Armées : « une gamme négociée en commun »
LM : Sous l’intitulé « Vivres en métropole », l’Économat des Armées, promu en mars 2004 centrale d’achat de la Défense, fournit des produits alimentaires aux 340 restaurants des trois armées, terre, air, mer, des hôpitaux militaires et de trois écoles de gendarmerie. Ces vivres sont pris en charges par le prestataire logistique Stef-TFE et le transporteur Geodis. Quels sont les atouts de ce fonctionnement ?
Thierry Lévrier : En pratique, les gérants passent commande par un portail informatique, cinq jours avant d’être livrés ou 48 heures en cas d’urgence. Logica est le prestataire informatique ; c’est le GIE STEF-TFE/Geodis qui va chercher ou se fait livrer les produits et les distribue à partir de deux plateformes principales et vingt plateformes secondaires. Il les facture au nom de l’EdA aux clients directement sur le portail avant la livraison.

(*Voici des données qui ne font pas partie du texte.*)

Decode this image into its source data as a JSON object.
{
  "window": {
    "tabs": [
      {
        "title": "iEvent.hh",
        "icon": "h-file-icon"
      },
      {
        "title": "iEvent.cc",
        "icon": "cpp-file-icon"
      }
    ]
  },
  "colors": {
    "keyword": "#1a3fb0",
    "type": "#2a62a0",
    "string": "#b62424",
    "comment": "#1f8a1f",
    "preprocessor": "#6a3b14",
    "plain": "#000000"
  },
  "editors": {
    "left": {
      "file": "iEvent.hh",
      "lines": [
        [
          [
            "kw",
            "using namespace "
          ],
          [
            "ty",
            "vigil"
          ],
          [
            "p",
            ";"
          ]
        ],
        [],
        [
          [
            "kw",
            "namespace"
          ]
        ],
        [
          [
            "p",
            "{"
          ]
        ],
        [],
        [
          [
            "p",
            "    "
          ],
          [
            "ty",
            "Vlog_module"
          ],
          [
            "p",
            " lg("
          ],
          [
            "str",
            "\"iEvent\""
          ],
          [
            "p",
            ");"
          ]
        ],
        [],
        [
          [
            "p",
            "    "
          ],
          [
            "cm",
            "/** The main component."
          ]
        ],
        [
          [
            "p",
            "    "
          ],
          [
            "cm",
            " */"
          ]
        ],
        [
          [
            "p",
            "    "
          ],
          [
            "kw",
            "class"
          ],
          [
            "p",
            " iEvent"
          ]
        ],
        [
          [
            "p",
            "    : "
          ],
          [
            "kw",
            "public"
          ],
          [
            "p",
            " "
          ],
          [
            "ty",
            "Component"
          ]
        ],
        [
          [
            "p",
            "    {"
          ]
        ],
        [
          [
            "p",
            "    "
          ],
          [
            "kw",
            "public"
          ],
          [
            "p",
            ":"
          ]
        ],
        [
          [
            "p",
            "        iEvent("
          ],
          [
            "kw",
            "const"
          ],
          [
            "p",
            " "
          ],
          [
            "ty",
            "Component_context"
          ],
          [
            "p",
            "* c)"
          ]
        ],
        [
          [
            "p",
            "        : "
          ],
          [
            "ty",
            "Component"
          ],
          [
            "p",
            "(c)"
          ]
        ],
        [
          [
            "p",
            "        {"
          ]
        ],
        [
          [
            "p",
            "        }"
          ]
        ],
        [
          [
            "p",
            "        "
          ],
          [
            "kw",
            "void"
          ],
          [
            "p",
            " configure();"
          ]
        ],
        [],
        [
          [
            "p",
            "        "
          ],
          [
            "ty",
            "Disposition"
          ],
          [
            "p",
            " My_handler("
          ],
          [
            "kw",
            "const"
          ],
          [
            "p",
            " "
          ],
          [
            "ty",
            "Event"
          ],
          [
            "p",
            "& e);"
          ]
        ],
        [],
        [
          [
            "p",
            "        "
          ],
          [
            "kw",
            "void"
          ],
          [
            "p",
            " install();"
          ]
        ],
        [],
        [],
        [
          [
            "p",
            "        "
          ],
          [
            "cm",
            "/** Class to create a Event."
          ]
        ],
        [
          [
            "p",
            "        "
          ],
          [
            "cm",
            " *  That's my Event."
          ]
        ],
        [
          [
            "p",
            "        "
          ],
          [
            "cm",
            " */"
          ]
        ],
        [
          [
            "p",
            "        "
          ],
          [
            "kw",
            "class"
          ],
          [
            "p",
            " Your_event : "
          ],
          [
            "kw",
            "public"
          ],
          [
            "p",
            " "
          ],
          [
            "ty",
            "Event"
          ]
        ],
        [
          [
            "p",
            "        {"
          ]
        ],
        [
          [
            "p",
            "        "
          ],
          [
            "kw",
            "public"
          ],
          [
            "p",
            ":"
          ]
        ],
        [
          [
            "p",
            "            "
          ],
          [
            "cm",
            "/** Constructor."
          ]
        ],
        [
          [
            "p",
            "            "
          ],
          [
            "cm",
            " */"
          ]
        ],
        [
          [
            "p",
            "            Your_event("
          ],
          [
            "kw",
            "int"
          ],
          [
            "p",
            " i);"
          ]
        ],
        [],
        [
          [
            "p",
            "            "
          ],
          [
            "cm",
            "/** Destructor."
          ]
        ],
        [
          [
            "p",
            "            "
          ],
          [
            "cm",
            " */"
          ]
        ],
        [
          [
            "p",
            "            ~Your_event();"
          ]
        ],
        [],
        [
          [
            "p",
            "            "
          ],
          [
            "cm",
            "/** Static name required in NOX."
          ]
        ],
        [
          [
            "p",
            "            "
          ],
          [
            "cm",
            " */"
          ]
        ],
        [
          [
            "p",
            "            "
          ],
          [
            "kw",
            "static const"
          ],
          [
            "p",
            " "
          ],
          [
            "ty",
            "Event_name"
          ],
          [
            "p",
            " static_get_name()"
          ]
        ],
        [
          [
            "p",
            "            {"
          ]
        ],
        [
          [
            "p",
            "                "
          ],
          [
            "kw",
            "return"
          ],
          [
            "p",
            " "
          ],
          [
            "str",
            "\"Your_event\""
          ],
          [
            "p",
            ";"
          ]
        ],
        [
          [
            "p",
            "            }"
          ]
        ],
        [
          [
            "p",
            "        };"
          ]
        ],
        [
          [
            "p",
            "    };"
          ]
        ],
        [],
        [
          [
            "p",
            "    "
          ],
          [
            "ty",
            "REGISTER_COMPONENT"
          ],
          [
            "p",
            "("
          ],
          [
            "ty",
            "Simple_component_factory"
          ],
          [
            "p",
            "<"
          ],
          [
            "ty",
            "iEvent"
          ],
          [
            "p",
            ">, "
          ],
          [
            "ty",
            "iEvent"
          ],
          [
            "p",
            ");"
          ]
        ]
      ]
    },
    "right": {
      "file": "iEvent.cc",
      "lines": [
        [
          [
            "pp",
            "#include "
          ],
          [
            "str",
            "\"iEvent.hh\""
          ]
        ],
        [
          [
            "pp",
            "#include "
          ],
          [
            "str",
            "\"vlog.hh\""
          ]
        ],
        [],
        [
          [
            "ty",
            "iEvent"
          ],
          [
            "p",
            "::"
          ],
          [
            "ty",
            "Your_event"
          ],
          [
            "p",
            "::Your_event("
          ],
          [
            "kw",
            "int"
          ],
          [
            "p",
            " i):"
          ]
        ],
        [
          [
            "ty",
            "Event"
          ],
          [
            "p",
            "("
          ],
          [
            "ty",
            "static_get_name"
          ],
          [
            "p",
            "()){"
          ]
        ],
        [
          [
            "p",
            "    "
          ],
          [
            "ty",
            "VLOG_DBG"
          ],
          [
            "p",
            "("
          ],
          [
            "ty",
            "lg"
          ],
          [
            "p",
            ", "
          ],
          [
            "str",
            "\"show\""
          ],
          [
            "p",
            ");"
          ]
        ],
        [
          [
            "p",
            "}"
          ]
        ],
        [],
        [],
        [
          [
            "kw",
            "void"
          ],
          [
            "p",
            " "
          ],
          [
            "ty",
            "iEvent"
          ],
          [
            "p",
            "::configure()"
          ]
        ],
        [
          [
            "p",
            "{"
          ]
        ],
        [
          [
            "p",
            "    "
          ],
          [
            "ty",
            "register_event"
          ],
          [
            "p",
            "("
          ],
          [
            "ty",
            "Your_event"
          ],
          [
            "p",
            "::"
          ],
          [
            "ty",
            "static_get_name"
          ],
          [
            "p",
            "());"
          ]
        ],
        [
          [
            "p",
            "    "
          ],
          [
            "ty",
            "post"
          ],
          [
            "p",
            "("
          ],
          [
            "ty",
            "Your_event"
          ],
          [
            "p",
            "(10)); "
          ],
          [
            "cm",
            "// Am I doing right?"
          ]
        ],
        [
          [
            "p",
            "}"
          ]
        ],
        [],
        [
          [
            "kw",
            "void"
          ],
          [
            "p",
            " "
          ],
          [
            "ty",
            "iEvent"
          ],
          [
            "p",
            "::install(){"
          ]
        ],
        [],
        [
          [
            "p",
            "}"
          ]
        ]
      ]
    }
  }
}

Ce fonctionnement a fait gagner du temps aux responsables locaux qui peuvent se consacrer davantage à la gestion de leur restaurant. Le nombre de livraisons a été considérablement diminué, les camions étant remplis, et l’économie en carburant est estimée à 1,5 million de kilomètres par an. L’achat globalisé permet de peser sur les coûts d’approvisionnement, qui sont nettement plus homogènes qu’avant. On a économisé 12 à 15 millions d’euros en séparant l’achat de vivres de leur distribution par un logisticien. Enfin, ce système permet de connaître avec précision toutes les consommations et les composantes de chaque coût, de mettre en œuvre une comptabilité analytique fine et de favoriser le contrôle de gestion.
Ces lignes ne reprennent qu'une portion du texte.